Deploy the protection layer in shadow mode first — log verdicts but do not block. Run for 1–2 weeks to baseline false positives.
Promote rules from shadow to enforce one category at a time. Start with prompt injection patterns (lowest false-positive risk), then PII redaction, then topic enforcement.
Wire verdict logs into your SIEM (Splunk, Datadog, Sentinel) with alerts on anomalous block-rate deltas.
Add a fail-open or fail-closed default per tenant based on their risk tier. Document the choice.
Run an adversarial scanner weekly to verify the protection layer still blocks what it claims (regressions happen when you change models or prompts).
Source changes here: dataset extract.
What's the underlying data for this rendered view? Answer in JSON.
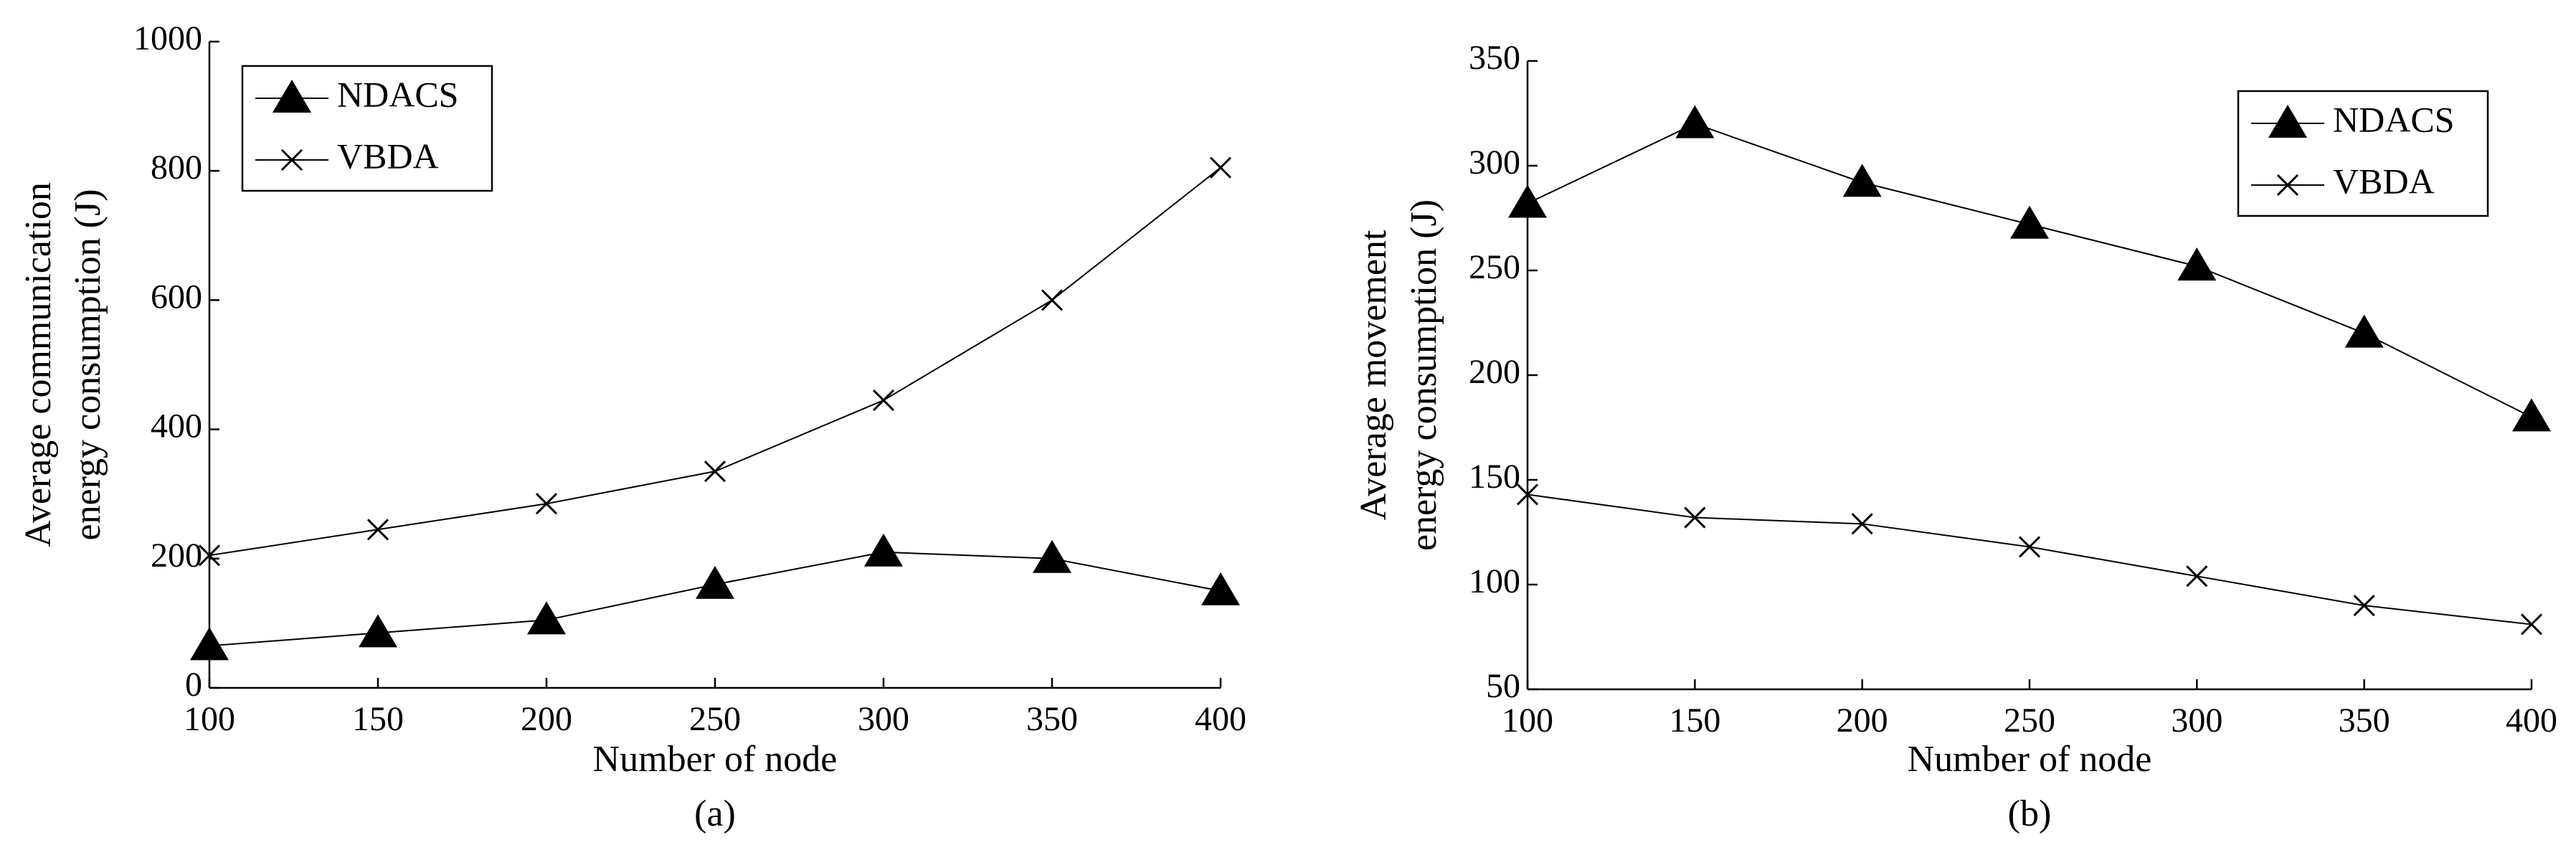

Build a tenant-facing audit export — verdict log, OWASP LLM Top 10 mapping, period summary — so enterprise customers can satisfy their own auditors.

Common mistakes

Three patterns we see fail in production. First, single-layer protection — pattern rules only, no semantic layer. Trivial to bypass with paraphrased instructions. Second, no output-side check. The team protects the input, congratulates itself, and ships an application that happily echoes a markdown image pointing at attacker.com. Third, no verdict logs or unstructured logs. When the auditor asks 'show me what you blocked last quarter' the team has nothing.